If multiple entries can satisfy “overlap”, binary search can return any matching entry. Scan backward (and/or forward) from the returned index to locate the first overlapping entry you intend to process.
## Prefer two-pointer merge for sorted range maps
When combining or diffing two maps that are already sorted by range keys, iterate both in one pass using a two-pointer “merge sort merge phase” approach. This avoids nested scans and keeps merge/diff logic linear in the number of runs.
## Use `Variant<T...>::Index()` to check active alternative
For `Variant<T...>`, use `Index()` (active alternative index) to branch on the stored type; do not assume helper methods like `GetType()` exist.
## Avoid references into containers when mutating them
When iterating a container and performing mutations like `Remove()`/`Add()`, avoid holding references (`auto&&`) to elements across mutations, because internal storage can be reallocated or reordered. Copy keys/values you still need to local variables before modifying the container.
## Prefer designated initializers for aggregate-like structs
For small structs used as value objects (especially those with default member initializers), prefer designated initializers like `{ .field = value }` for clarity and to avoid compile-time issues from positional aggregate initialization.
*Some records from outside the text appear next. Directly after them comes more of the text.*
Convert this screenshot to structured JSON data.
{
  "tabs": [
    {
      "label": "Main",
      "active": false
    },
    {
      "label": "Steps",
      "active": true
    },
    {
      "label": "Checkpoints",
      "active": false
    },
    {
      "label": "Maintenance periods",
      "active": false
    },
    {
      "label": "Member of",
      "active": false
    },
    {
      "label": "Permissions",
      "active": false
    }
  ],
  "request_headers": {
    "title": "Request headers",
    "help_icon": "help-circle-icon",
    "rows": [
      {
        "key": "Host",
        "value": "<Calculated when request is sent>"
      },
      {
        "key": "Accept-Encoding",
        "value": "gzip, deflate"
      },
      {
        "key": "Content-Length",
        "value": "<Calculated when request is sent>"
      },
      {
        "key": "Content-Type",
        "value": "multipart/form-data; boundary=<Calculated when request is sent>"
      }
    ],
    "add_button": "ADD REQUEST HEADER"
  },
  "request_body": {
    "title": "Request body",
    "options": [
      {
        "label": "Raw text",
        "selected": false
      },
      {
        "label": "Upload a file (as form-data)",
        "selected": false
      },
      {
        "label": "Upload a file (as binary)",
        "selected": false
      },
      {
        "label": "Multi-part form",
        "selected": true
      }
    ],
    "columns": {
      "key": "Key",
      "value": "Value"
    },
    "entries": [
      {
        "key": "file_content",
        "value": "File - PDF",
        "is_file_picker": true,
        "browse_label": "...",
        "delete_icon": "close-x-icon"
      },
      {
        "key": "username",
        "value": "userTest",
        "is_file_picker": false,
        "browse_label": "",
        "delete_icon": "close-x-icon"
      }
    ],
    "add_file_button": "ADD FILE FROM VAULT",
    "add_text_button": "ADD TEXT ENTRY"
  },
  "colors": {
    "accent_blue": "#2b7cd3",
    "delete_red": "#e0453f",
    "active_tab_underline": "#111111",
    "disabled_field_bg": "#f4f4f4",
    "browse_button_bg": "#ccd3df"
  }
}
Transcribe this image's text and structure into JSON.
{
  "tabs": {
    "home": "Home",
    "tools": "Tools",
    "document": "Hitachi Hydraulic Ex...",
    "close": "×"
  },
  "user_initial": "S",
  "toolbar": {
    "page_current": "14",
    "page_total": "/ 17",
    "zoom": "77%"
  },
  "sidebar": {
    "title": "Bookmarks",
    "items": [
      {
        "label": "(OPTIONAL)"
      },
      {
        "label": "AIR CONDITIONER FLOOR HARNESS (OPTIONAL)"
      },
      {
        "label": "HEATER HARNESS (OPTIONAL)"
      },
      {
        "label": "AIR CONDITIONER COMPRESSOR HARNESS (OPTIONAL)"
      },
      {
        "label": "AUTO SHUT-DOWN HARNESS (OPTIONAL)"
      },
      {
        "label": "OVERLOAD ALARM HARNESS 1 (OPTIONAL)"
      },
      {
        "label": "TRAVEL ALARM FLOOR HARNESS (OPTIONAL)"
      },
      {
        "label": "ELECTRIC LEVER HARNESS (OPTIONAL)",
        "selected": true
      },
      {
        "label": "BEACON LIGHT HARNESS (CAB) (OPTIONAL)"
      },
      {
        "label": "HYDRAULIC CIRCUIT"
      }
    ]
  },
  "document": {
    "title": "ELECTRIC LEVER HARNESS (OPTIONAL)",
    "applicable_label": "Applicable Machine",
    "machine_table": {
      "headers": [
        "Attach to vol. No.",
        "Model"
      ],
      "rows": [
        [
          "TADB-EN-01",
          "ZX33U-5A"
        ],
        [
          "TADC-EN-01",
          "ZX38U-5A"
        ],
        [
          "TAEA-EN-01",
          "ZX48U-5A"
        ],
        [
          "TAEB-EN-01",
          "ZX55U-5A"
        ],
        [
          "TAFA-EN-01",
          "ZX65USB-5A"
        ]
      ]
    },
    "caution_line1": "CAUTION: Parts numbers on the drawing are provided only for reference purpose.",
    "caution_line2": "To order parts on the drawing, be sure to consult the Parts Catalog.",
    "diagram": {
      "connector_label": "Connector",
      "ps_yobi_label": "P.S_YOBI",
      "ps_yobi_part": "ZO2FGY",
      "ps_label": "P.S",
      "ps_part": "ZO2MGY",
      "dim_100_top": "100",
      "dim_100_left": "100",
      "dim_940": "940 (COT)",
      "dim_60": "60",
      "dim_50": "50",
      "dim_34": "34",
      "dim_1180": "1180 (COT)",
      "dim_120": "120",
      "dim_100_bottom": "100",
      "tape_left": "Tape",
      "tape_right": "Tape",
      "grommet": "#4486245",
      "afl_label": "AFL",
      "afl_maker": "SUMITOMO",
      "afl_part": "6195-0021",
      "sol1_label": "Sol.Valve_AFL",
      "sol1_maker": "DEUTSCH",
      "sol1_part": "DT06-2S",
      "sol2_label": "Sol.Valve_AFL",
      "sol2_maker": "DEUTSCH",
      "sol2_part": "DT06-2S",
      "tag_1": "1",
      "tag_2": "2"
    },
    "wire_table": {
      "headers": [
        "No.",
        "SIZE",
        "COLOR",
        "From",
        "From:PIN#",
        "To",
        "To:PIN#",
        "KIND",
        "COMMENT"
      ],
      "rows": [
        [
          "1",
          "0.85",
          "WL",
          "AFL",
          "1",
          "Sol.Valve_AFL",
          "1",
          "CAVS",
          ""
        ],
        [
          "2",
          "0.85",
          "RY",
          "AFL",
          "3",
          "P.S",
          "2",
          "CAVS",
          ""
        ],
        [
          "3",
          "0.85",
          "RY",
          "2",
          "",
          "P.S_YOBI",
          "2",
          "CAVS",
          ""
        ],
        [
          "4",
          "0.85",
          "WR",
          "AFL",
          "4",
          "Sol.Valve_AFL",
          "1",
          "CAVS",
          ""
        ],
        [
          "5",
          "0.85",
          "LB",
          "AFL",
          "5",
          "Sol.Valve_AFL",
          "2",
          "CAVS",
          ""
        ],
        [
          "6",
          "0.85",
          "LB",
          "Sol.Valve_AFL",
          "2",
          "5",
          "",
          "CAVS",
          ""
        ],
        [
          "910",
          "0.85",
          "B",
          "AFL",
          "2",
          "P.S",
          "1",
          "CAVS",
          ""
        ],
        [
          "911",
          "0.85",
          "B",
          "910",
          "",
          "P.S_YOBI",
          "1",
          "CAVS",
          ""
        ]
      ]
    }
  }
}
## Construct `Nullable<WString>` explicitly in function calls
When passing string literals to a function parameter typed as `Nullable<WString>`, wrap them in `WString(...)` (or otherwise construct a `WString`) to make the conversion explicit. Direct assignment to a `Nullable<WString>` field may compile via an assignment operator, but function-call argument conversion can require explicit construction.
## `collections::Dictionary` copy assignment is deleted (use move/swap)
`collections::Dictionary` does not support copy assignment. When you need to replace one dictionary with another, use move semantics (when appropriate), or rebuild/swap explicitly instead of `a = b`.
## Dereference `Ptr<T>` via `.Obj()` (not `*ptr`)
`Ptr<T>` is a smart pointer wrapper; to dereference it, use `ptr.Obj()` to get a raw pointer first (e.g. `*ptr.Obj()`). The `*ptr` syntax is not supported.
## Use `WString::IndexOf` with `wchar_t` (not `const wchar_t*`)
`vl::WString::IndexOf` searches for a single character when given a character parameter; pass character literals like `L'\r'` / `L'\n'`, not string literals like `L"\r"` / `L"\n"` (which are `const wchar_t*`).
## Use 2-space indentation in embedded XML/JSON literals
When writing XML or JSON inside a C++ string literal (e.g. `LR"GacUISrc(... )GacUISrc"` resources), indent the XML/JSON with 2 spaces (not tabs) to match the repos formatting rules for embedded structured text.
## `vl::regex` separator regex: `L"[\\/\\\\]+"`
In `vl::regex::Regex`, both `/` and `\\` are escaping characters, and incorrect escaping inside `[]` can throw errors like `Illegal character set definition.`
To split paths by either `/` or `\\`, a verified pattern is `L"[\\/\\\\]+"`, and using `Regex::Split(..., keepEmptyMatch=false, ...)` conveniently drops empty components (so `//` behaves like `/`).